CEASE FIRE IN BEIT JALLAH? (5:00)
Israel and the Palestinian Authority reached a tentative cease-fire agreement today in the West Bank town of Beit JallaH, one day after Israel invaded the city and took over parts of the town. Israel said it might withdraw its forces if a truce holds for several hours. But as Rafael Krafft reports from Beit Jallah little has changed on the ground.
ZIONISM AND CASTE PREJUDICE AT THE U.N. CONFERENCE AGAINST RACISM (2:30)

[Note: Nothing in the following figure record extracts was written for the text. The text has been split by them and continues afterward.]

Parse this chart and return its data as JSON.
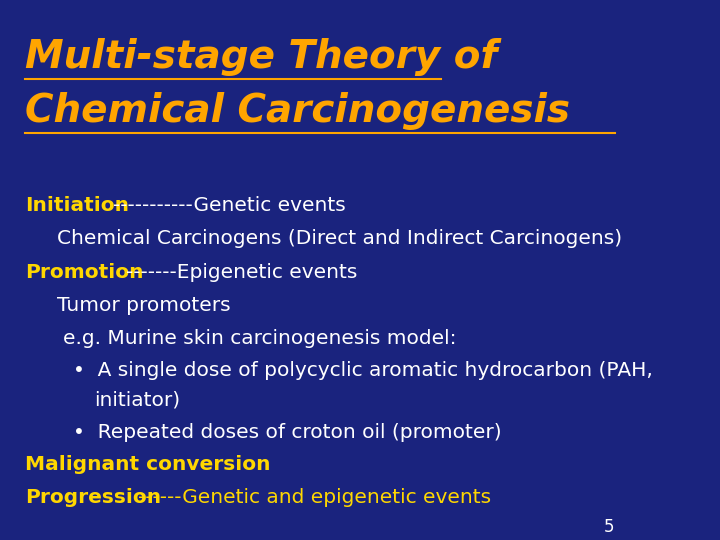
{
  "bg_color": "#1a237e",
  "title_line1": "Multi-stage Theory of",
  "title_line2": "Chemical Carcinogenesis",
  "title_color": "#FFA500",
  "title_fontsize": 28,
  "page_number": "5",
  "page_num_color": "#FFFFFF",
  "page_num_fontsize": 12
}
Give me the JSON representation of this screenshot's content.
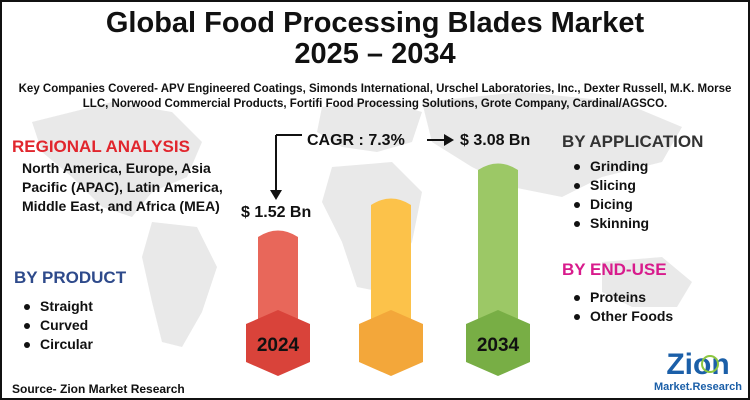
{
  "title_line1": "Global Food Processing Blades Market",
  "title_line2": "2025 – 2034",
  "companies": "Key Companies Covered- APV Engineered Coatings, Simonds International, Urschel Laboratories, Inc., Dexter Russell, M.K. Morse LLC, Norwood Commercial Products, Fortifi Food Processing Solutions, Grote Company, Cardinal/AGSCO.",
  "regional": {
    "heading": "REGIONAL ANALYSIS",
    "text": "North America, Europe, Asia Pacific (APAC), Latin America, Middle East, and Africa (MEA)"
  },
  "product": {
    "heading": "BY PRODUCT",
    "items": [
      "Straight",
      "Curved",
      "Circular"
    ]
  },
  "application": {
    "heading": "BY APPLICATION",
    "items": [
      "Grinding",
      "Slicing",
      "Dicing",
      "Skinning"
    ]
  },
  "enduse": {
    "heading": "BY END-USE",
    "items": [
      "Proteins",
      "Other Foods"
    ]
  },
  "chart": {
    "cagr": "CAGR : 7.3%",
    "start_value": "$ 1.52 Bn",
    "end_value": "$ 3.08 Bn",
    "start_year": "2024",
    "end_year": "2034",
    "colors": [
      "#e8675a",
      "#fcc24a",
      "#9cc866"
    ],
    "hex_colors": [
      "#d9433a",
      "#f3a73a",
      "#78ae45"
    ]
  },
  "source": "Source- Zion Market Research",
  "logo": {
    "name": "Zion",
    "sub": "Market.Research"
  }
}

The United States is sending a middle-ranking State Department official to South Africa instead of Secretary of State Colin Powell. Powell’s replacement will try to amend the language on Israel at the U.N. conference against racism. Michael Southwick, deputy assistant secretary of state for international organizations, leaves for Durban today but there’s no guarantee that he’ll take his seat at the opening plenary Friday. President Bush has threatened that the US delegation will the whole affair, if the conference “picks on” or denigrates Israel. But there’s no question that the issue is going to come up. Meanwhile, the US and Israel aren’t alone trying to silence debate. Over one hundred members of India’s Dalit caste are in Durban, and India doesn’t want their demands addressed by the conference either. Naeem Jeenah has more from Durban, South Africa.
RACISM AT THE U.S.-MEXICO BORDER (5:14)
Immigrants rights activists from the U.S.-Mexico border are in Durban, South Africa this week to present a new report on human rights abuses to the United Nations Conference Against Racism. For the first time, the report details cases in the El Paso area of the border and points to racial profiling of Latinos. Kent Paterson reports from El Paso.
MILOSEVIC: WAR CRIMINAL OR POLITICAL PRISONER? (3:48)
Tommorrow morning former Yugoslav President Slobodon Milosevic will make his second appearance before the International War Crimes Tribunal in The Hague. The former Yugoslav President is charged with crimes against humanity during the 1999 Kosovo conflict. Milosevic says he’s a political prisoner who was kidnapped and brought before what he calls a political tribunal. Free Speech Radio News Jeremy Scahill is in The Hague.
LAWSUIT CHARGES THAT SPACE DEFENSE TESTS POISON THE EARTH (2:42)
The Natural Resources Defense Council filed suit this week against the Bush Administration claiming the Pentagon’s missile defense plans violate federal environmental rules. The suit is demanding a detailed assessment by the Pentagon on the environmental impact of missile testing in the US. From Washington, Gareth Schweitzer reports.